A storm on August 10, 1988 dumped 3.25 inches of rain along with golf-ball-sized hail in less than two hours, sweeping away cars and stranding motorists.
I remember that flood, because I was one of those motorists. I was driving south down Circle Drive toward Airport Road when I made a typical mistake: I went through a particularly deep puddle and splashed water over my hood, which drowned my engine and stalled my car. I decided to wade through the pounding rain and four-inch-deep water to the gas station on the corner. I didn’t realize that the street sloped sharply on the other side, and when I took the last step toward the curb, I was swept down onto one knee into at least three feet of freezing water which dunked me up to my neck. I stood up and sloshed my way into the station where I called my brother to come help me with the car. The guy behind the counter felt so badly for me that he gave me his jacket and a hot cup of coffee while I stood there shaking like a nervous poodle until help arrived. I still hate wearing wet clothes.
We’ve had more rain so far this year than in recent years, so much that Mayor Bach requested federal aid and declared us a disaster area. City council approved $1 million in emergency funds to the Trails and Open Space Coalition to fix damaged areas in parks. Closures to the trails include: Red Rock Canyon Open Space, including the Section 16 Trailhead, Pikes Peak Greenway south of Nevada to El Pomar, the Midland Trail near 25th Street, the Foothills Trail near Glen Eyrie, Fountain Creek Regional Trail (three closures), a portion of Ute Pass Regional Trail, and Rainbow Falls.
All this rain comes after about a decade of what some would call a drought. The average yearly rainfall in Colorado Springs is 16.5 inches, and technically, with this average, we are not in a drought at all, nor have we been, even though for the last several years the city has been on various levels of water restriction.
The chart above shows no typical pattern of rise and fall, nor is there any predictability to the weather, which gives rise to the old local adage, “If you don’t like the weather here, wait 15 minutes.” We are set to exceed our yearly average this year; we’ve earned half of it in the month of May alone. Meteorologists say that this month so far we have received over eight inches of rain, and at 8.13 inches we have broken all previous historical records.

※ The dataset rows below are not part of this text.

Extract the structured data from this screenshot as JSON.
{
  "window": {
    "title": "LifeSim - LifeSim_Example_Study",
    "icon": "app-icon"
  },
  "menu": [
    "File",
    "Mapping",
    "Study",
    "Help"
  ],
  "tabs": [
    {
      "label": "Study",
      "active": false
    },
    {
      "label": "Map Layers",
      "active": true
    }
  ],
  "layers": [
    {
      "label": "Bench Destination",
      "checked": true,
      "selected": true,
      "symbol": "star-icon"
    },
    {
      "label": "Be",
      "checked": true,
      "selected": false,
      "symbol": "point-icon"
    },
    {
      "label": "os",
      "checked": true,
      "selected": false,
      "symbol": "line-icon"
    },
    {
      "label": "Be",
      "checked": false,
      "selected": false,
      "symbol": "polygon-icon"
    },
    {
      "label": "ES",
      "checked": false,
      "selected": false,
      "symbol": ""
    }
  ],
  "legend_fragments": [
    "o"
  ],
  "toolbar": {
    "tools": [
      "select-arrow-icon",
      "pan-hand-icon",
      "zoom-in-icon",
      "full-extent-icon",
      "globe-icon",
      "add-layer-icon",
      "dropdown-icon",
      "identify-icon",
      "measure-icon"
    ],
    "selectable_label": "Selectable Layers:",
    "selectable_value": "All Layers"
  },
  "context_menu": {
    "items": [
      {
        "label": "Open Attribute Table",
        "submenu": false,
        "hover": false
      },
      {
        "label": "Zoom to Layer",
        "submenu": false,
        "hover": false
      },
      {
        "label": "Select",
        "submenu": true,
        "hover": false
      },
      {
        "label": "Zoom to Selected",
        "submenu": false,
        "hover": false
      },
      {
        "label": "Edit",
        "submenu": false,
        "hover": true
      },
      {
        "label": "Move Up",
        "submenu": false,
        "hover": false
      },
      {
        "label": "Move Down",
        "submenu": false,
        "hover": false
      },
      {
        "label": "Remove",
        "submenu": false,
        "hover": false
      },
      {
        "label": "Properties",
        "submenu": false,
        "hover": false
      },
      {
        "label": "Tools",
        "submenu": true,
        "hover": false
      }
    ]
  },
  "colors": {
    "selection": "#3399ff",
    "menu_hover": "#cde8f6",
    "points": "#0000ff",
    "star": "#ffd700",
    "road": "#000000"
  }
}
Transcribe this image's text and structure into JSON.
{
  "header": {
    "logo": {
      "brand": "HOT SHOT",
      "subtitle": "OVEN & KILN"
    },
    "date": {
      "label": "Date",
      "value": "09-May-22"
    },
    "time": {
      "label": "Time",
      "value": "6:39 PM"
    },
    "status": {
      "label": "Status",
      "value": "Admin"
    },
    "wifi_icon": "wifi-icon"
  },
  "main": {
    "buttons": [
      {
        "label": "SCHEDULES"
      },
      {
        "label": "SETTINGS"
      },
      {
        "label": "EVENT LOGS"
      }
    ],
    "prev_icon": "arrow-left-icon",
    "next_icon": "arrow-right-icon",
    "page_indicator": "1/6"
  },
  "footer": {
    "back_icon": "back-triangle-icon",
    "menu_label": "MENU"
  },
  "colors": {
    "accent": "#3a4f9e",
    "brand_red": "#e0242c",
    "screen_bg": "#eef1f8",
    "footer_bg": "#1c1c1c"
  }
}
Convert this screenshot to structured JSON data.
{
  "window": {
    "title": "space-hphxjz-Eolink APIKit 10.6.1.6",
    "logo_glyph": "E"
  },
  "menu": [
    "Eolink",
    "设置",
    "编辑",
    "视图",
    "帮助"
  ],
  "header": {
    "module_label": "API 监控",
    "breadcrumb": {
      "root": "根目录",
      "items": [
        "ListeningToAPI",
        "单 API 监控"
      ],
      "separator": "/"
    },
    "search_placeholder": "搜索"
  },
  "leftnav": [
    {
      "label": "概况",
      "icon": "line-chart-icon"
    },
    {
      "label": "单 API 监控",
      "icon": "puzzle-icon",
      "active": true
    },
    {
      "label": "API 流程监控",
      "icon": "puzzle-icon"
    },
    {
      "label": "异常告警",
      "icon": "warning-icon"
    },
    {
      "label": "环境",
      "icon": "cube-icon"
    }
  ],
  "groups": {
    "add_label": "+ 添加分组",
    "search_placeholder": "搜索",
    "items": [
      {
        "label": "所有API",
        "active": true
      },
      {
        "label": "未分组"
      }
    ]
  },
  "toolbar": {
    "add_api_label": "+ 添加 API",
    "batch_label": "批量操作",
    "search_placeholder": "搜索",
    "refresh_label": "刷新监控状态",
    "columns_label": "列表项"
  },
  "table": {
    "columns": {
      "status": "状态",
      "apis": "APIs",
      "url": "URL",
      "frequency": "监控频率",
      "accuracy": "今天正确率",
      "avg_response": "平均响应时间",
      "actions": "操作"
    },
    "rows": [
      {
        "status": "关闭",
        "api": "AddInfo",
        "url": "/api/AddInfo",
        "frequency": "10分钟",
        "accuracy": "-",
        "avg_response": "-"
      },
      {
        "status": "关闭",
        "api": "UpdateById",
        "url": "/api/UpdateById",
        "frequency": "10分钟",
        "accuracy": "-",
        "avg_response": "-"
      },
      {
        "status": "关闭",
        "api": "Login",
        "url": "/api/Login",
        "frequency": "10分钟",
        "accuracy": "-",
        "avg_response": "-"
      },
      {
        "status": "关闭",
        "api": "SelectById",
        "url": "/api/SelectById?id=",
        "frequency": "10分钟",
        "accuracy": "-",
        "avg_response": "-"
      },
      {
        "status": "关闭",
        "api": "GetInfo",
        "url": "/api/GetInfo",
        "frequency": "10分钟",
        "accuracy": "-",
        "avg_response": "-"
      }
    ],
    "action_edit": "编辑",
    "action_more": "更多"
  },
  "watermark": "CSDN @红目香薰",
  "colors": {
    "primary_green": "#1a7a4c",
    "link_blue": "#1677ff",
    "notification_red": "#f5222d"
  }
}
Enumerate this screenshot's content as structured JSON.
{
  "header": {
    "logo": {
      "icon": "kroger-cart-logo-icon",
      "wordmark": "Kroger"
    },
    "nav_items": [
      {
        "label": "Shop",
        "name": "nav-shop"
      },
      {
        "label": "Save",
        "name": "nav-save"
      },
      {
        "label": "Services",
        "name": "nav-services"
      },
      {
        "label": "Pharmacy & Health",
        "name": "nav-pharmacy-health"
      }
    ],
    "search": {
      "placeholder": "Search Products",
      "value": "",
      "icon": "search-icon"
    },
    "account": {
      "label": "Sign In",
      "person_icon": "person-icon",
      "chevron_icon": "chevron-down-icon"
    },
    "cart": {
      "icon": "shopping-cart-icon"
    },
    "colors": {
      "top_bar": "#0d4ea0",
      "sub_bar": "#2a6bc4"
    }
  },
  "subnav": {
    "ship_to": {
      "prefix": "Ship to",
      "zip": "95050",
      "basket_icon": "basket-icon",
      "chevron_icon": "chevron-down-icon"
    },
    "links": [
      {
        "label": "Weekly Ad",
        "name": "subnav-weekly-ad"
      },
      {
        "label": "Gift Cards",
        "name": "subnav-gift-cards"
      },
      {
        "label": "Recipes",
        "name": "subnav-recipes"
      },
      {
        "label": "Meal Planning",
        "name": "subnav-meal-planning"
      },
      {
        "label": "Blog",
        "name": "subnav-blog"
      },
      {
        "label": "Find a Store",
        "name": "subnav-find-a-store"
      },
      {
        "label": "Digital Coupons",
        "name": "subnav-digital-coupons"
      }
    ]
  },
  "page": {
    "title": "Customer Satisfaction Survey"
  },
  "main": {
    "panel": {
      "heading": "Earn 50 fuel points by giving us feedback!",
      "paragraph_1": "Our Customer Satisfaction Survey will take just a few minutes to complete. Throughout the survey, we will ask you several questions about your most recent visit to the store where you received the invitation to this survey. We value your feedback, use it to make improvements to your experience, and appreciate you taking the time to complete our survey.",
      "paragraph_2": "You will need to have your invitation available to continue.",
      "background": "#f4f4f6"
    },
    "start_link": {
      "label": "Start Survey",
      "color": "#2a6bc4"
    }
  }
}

But where’s the flood? Most of the reason we haven’t seen a flood like those shown in these pictures is mitigation. Since the Waldo Fire in 2012 and the Black Forest Fire in 2013, flood mitigation efforts by the Bureau of Land Management, the Trails and Open Space Coalition, the City of Colorado Springs and El Paso County along with scores of volunteers over the last two years have paid off, so flood-prone areas won’t see bad flooding like they did after the fires a few years ago.